冷库——林深在酒吧黑暗中提到的词,和他后颈突然的灼痛重叠在一起。
他发动警车时,后视镜里映出潮声酒吧的招牌,碎冰机的嗡鸣仿佛还在耳边,像老船临终前的呜咽。
宋氏冷库的铁门挂着厚重的铜锁,锁孔里卡着半片贝壳,和周正指缝里的一模一样。
沈砚舟用警棍撬开时,铁锈簌簌落在手背上,混着掌心被吊坠刺破的血,晕成诡异的图案。
寒气扑面而来,带着股熟悉的甜腥味——是福尔马林和海水的混合味,和解剖台上的周正一样。
冷库深处的压缩机发出低沉的轰鸣,沈砚舟打开手电筒,光柱扫过一排排冻成冰坨的金枪鱼,鱼眼在黑暗中泛着瓷白的光,像无数双盯着他的眼睛。
“沈警官倒是比我预想的来得早。
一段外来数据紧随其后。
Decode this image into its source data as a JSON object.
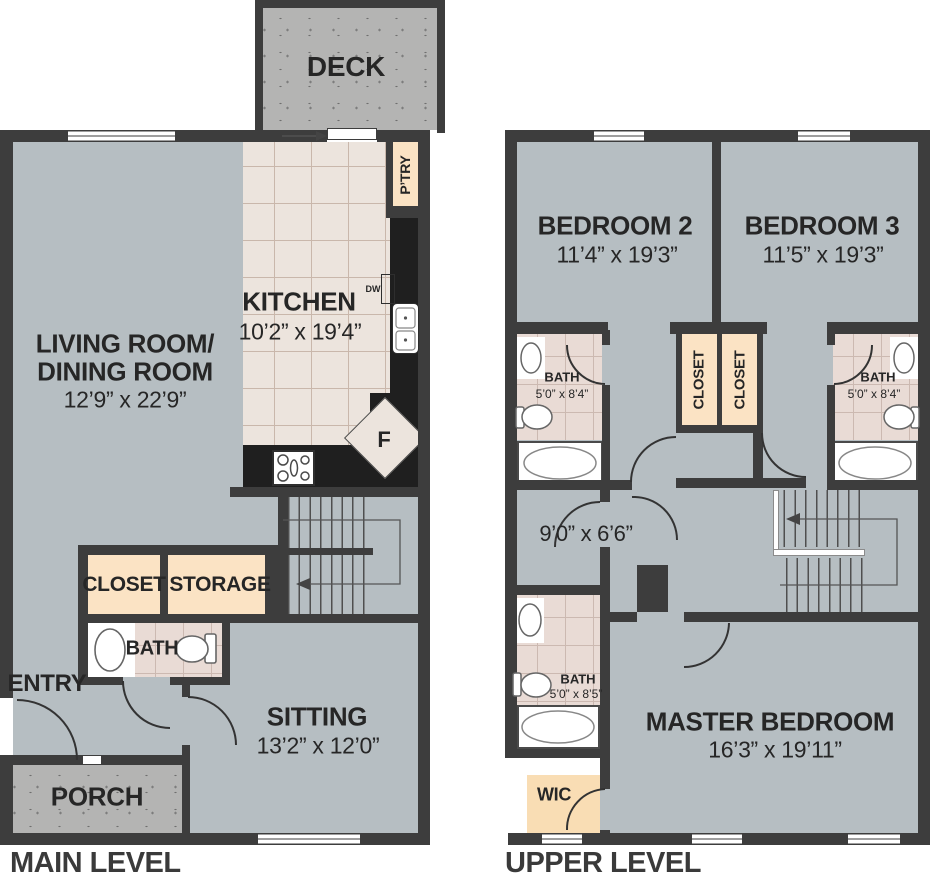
{
  "title": "Two-level townhome floor plan",
  "colors": {
    "wall": "#3d3d3d",
    "floor_gray": "#b6bec2",
    "kitchen_floor": "#ece4dd",
    "bath_tile": "#e9dbd5",
    "closet_peach": "#fbe3c4",
    "deck_gray": "#b4b4b3",
    "counter_black": "#1f1f1f",
    "text": "#262626"
  },
  "main_level": {
    "level_label": "MAIN LEVEL",
    "deck": "DECK",
    "living_room_line1": "LIVING ROOM/",
    "living_room_line2": "DINING ROOM",
    "living_room_dims": "12’9” x 22’9”",
    "kitchen": "KITCHEN",
    "kitchen_dims": "10’2” x 19’4”",
    "pantry": "P’TRY",
    "dishwasher": "DW",
    "fridge": "F",
    "closet": "CLOSET",
    "storage": "STORAGE",
    "bath": "BATH",
    "entry": "ENTRY",
    "porch": "PORCH",
    "sitting": "SITTING",
    "sitting_dims": "13’2” x 12’0”"
  },
  "upper_level": {
    "level_label": "UPPER LEVEL",
    "bedroom2": "BEDROOM 2",
    "bedroom2_dims": "11’4” x 19’3”",
    "bedroom3": "BEDROOM 3",
    "bedroom3_dims": "11’5” x 19’3”",
    "bath2": "BATH",
    "bath2_dims": "5’0” x 8’4”",
    "bath3": "BATH",
    "bath3_dims": "5’0” x 8’4”",
    "closet_left": "CLOSET",
    "closet_right": "CLOSET",
    "hall_dims": "9’0” x 6’6”",
    "master_bath": "BATH",
    "master_bath_dims": "5’0” x 8’5”",
    "wic": "WIC",
    "master_bedroom": "MASTER BEDROOM",
    "master_bedroom_dims": "16’3” x 19’11”"
  }
}
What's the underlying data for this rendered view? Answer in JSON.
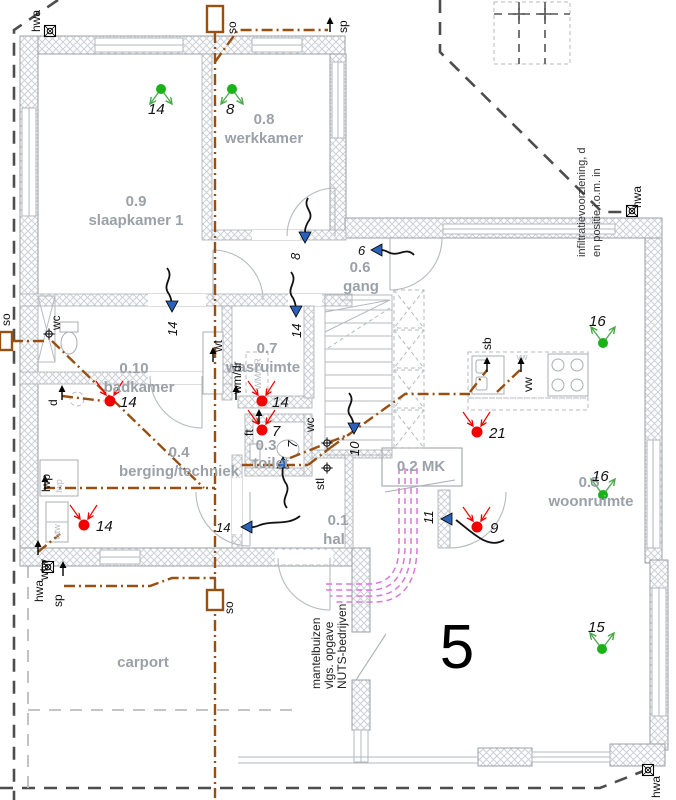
{
  "colors": {
    "pipe_brown": "#975011",
    "supply_green": "#17b317",
    "extract_red": "#f20000",
    "transfer_blue": "#2b62b8",
    "mantelbuis_magenta": "#d878d8",
    "room_label_gray": "#9aa1a8",
    "boundary_gray": "#4d4d4d",
    "wall_gray": "#9ba1a7"
  },
  "plot": {
    "number": "5"
  },
  "rooms": {
    "slaapkamer": {
      "number": "0.9",
      "name": "slaapkamer 1"
    },
    "werkkamer": {
      "number": "0.8",
      "name": "werkkamer"
    },
    "gang": {
      "number": "0.6",
      "name": "gang"
    },
    "badkamer": {
      "number": "0.10",
      "name": "badkamer"
    },
    "wasruimte": {
      "number": "0.7",
      "name": "wasruimte"
    },
    "toilet": {
      "number": "0.3",
      "name": "toilet"
    },
    "berging": {
      "number": "0.4",
      "name": "berging/techniek"
    },
    "hal": {
      "number": "0.1",
      "name": "hal"
    },
    "meterkast": {
      "number": "0.2 MK"
    },
    "woonruimte": {
      "number": "0.5",
      "name": "woonruimte"
    },
    "carport": {
      "name": "carport"
    }
  },
  "labels": {
    "so": "so",
    "sp": "sp",
    "hwa": "hwa",
    "wc": "wc",
    "d": "d",
    "wt": "wt",
    "wmdr": "wm/dr",
    "wmdr_unit": "WM/DR",
    "sb": "sb",
    "vw": "vw",
    "vw_unit": "vw",
    "ft": "ft",
    "stl": "stl",
    "lwp": "lwp",
    "lwp_unit": "lwp",
    "wtw": "wtw",
    "wtw_unit": "wtw"
  },
  "vents": {
    "supply": [
      {
        "label": "14"
      },
      {
        "label": "8"
      },
      {
        "label": "16"
      },
      {
        "label": "16"
      },
      {
        "label": "15"
      }
    ],
    "extract": [
      {
        "label": "14"
      },
      {
        "label": "14"
      },
      {
        "label": "7"
      },
      {
        "label": "21"
      },
      {
        "label": "14"
      },
      {
        "label": "9"
      }
    ],
    "transfer": [
      {
        "label": "8"
      },
      {
        "label": "6"
      },
      {
        "label": "14"
      },
      {
        "label": "14"
      },
      {
        "label": "10"
      },
      {
        "label": "7"
      },
      {
        "label": "14"
      },
      {
        "label": "11"
      }
    ]
  },
  "notes": {
    "infiltration": [
      "infiltratievoorziening, d",
      "en positie i.o.m. in"
    ],
    "mantelbuizen": [
      "mantelbuizen",
      "vlgs. opgave",
      "NUTS-bedrijven"
    ]
  }
}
”
林深的声音从冰柜后传来。
他穿着件黑色冲锋衣,手里正用镊子夹着块冰,冰里冻着半枚船锚吊坠,和沈砚舟口袋里的那半严丝合缝。
“你怎么进来的?”
沈砚舟摸向腰间的枪,却发现对方脚边放着把液压剪,剪刃上还挂着铜锁的碎片。
“跟着周正的脚印来的。”
林深把冻着吊坠的冰块放进保温箱,“他三天前在这里藏了东西,用深蓝绳结捆在第三排货架后面。”
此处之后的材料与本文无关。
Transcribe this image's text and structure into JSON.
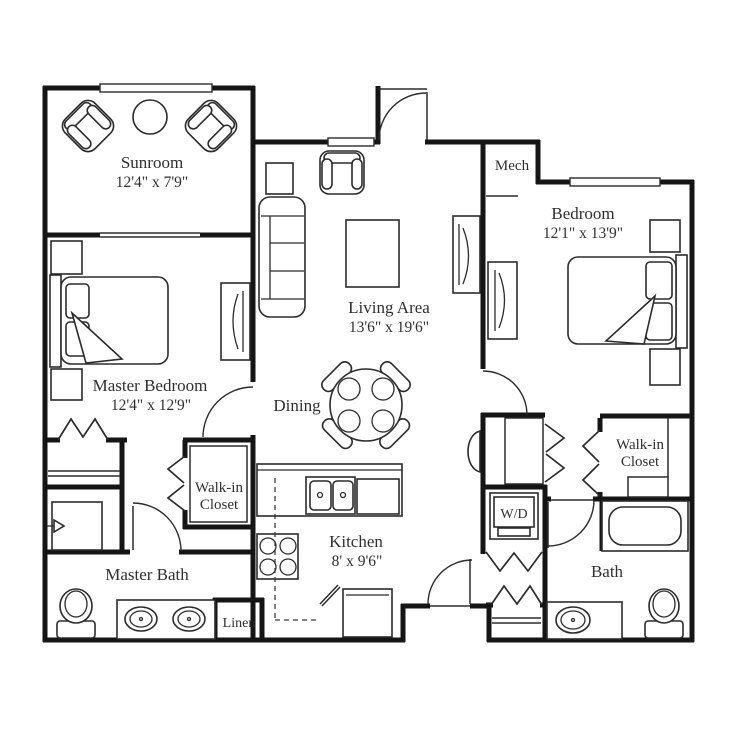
{
  "document": {
    "type": "apartment-floor-plan"
  },
  "colors": {
    "wall": "#151515",
    "line": "#2b2b2b",
    "text": "#2f2f2f",
    "background": "#ffffff"
  },
  "rooms": {
    "sunroom": {
      "name": "Sunroom",
      "dims": "12'4\" x 7'9\""
    },
    "master_bedroom": {
      "name": "Master Bedroom",
      "dims": "12'4\" x 12'9\""
    },
    "living": {
      "name": "Living Area",
      "dims": "13'6\" x 19'6\""
    },
    "dining": {
      "name": "Dining"
    },
    "kitchen": {
      "name": "Kitchen",
      "dims": "8' x 9'6\""
    },
    "bedroom": {
      "name": "Bedroom",
      "dims": "12'1\" x 13'9\""
    },
    "mech": {
      "name": "Mech"
    },
    "master_closet": {
      "line1": "Walk-in",
      "line2": "Closet"
    },
    "bedroom_closet": {
      "line1": "Walk-in",
      "line2": "Closet"
    },
    "master_bath": {
      "name": "Master Bath"
    },
    "bath": {
      "name": "Bath"
    },
    "linen": {
      "name": "Linen"
    },
    "laundry": {
      "name": "W/D"
    }
  }
}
沈砚舟走过去,果然在金枪鱼堆里摸到个硬纸筒,解开绳结后,掉出卷泛黄的海图,上面用红笔圈着蓝海号沉没的坐标,旁边写着行小字:“货舱C区,救生衣钢瓶,120个。”
“120个钢瓶装的不是空气。”
林深的指尖划过坐标,“是从南美运来的可卡因,纯度90%。
我哥林明是蓝海号的潜水员,他发现时,宋长志正让船员把钢瓶往救生艇上搬。”
海图边缘粘着根灰白的狗毛,沈砚舟捏起来对着光看,和潮声酒吧碎冰机里的一样。
“老船来过这里。”
他忽然想起什么,“它死前咬掉的那枚弹壳,是不是藏在这些金枪鱼里?”
林深打开最底层的冰柜,里面没有鱼,只有个金属托盘,托盘上刻着个锚形印记,和老船项圈上的一样。
“宋氏的人昨天来过,把弹壳拿走了。”
他指着托盘边缘的划痕,“但他们没发现这个。”
他用镊子夹起块冰,冰里冻着枚珍珠,圆润的表面冻着层白霜,像蒙着层眼泪。
沈砚舟的呼吸猛地停住——是母亲那条断了的珍珠项链上的珠子。
“我在周正的潜水服夹层里找到的。”
林深把珍珠放在沈砚舟手心“冷库的温度是-19℃,和十年前蓝海号沉没时的海水温度一样。
宋长志喜欢用这种方式纪念‘成就’。”
珍珠在掌心融化,冰凉的水渗进皮肤,沈砚舟突然想起消防柜的缝隙——母亲的项链断落时,他分明看见珠子滚向了黑暗,怎么会出现在周正的潜水服里?
“这不是普通的珍珠。”
林深突然按住他的手,“用紫外线照照。”
沈砚舟打开警用电筒的紫外模式,珍珠融化的水渍突然发出荧光,显出串数字:0719-3-120。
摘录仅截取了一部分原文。